具体朝廷封赏,需要上报到大都督府,由丞相与吏部商议决定,但在正式委任未到来前,我推荐你暂时代理建康府警各团长之职,负责清理附近北元余孽,保护父老乡亲安全,你可愿意?”“谢,谢谢,谢大都督,谢谢!”经过在水西门外观战,菜油李知道自己手下那点兵马与破虏军根本不在一个档次上。
见陈吊眼第一个数说自己的功劳,自觉面上光彩,即便不当官,都觉得值了。
待到听说陈吊眼让自己代理警备团长,总管整个建康府治安,更高兴得连嘴巴都合不拢了,谢谢二字翻来覆去不知道说了多少遍。
陈吊眼笑了笑,知道李蔡是个厚道人,除了有点“保老本”的江湖习性外,其他方面不失江湖豪杰本色。
帮他整理了一下抢来的铠甲,放低了声音叮嘱:“团长职位是个千户以上的大官儿。
底下有营、都、队、伙很多军职,待会我派参谋给你仔细解释。
具体委任给谁,由你上报决定。
我和你一样出身草莽,不会说漂亮话,就叮嘱你一句,做事要公道,别辜负了弟兄们这多年洒下的鲜血!”“是,末将明白!”李菜油双腿并拢,端端正正地给陈吊眼行了个军礼。

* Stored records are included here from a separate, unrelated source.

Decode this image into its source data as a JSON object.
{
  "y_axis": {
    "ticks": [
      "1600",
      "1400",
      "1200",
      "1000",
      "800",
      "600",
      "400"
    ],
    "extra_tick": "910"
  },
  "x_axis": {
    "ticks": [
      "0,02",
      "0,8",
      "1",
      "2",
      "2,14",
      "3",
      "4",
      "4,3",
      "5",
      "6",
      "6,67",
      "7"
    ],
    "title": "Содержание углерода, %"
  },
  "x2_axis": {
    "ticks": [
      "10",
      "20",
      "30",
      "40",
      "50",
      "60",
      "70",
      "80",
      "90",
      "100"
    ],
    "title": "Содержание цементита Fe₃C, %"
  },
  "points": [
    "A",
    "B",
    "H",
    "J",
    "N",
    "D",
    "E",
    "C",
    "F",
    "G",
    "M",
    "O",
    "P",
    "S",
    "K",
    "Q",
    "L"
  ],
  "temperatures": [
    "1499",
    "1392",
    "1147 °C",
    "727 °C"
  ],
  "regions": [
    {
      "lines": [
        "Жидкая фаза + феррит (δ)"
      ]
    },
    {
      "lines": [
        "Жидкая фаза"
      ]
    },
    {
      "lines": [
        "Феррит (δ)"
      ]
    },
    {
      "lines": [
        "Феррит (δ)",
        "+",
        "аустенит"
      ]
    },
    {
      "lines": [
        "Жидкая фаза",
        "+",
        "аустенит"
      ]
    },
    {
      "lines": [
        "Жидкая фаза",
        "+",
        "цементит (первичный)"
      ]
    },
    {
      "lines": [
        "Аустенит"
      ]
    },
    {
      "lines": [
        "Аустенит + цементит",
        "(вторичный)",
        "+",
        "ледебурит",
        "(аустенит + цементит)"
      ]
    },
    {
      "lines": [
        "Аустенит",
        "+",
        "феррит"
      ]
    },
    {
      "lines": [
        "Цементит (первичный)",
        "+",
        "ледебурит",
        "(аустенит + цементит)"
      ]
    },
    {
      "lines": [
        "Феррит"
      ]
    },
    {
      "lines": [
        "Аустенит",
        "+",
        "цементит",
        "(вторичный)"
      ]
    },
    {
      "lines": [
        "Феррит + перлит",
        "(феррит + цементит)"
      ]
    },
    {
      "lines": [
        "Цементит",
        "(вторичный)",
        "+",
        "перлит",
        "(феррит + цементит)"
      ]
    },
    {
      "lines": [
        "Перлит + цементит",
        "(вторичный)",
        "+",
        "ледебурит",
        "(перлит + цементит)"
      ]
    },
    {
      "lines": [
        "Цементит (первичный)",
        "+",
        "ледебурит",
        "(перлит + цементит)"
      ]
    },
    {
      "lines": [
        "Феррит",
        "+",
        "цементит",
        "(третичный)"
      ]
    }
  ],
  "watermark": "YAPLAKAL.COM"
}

跟着他的几个亲信属下被陈吊眼的几句大实话感动得热泪盈眶,都觉得跟了个好头领,这辈子能给此人卖命,死也值得。
陈吊眼拍了拍李蔡,侧踱几步,走到菜油军的大小头目面前,面色一冷,非常严肃地说道:“你们都是当地人,吃当地水米长大。
也知道百姓被北元狗官欺压之苦。
所以当了官后,自己不能像北元那些狗官学。
倘若忘了本,做了欺压良善之事,也不用本督派人来拿你,你们自己照照镜子,跳井投河去罢!”“请都督放心,我等不会给您丢脸!”“谁要是当官坏良心,就是鞑子养的!”众豪杰纷纷立誓,陈吊眼笑了笑,说道:“这话,我可都听见了。
诸位都做个证,将来,谁要是坏了良心,大伙就当他是鞑子!”说罢,走回帅案,捧起一份印信来,转向浪里豹,说道:“张顺将军,你当年伴着张唐将军血战两浙,今年又伴着我……”浪里豹张顺为人最为憨厚,见陈吊眼准各给自己授官,赶紧上前几步,大声推辞道:“我浪里豹粗人一个,能跟着大都督杀鞑子己经心满意足。
我和过江龙大哥早商量好了,等把鞑子赶回了漠北,我们就买一艘大船去周游四海去,这职位,大都督您还是留给别人吧!”说完,不屑地看了菜油李和他的部下一眼,满脸鄙夷。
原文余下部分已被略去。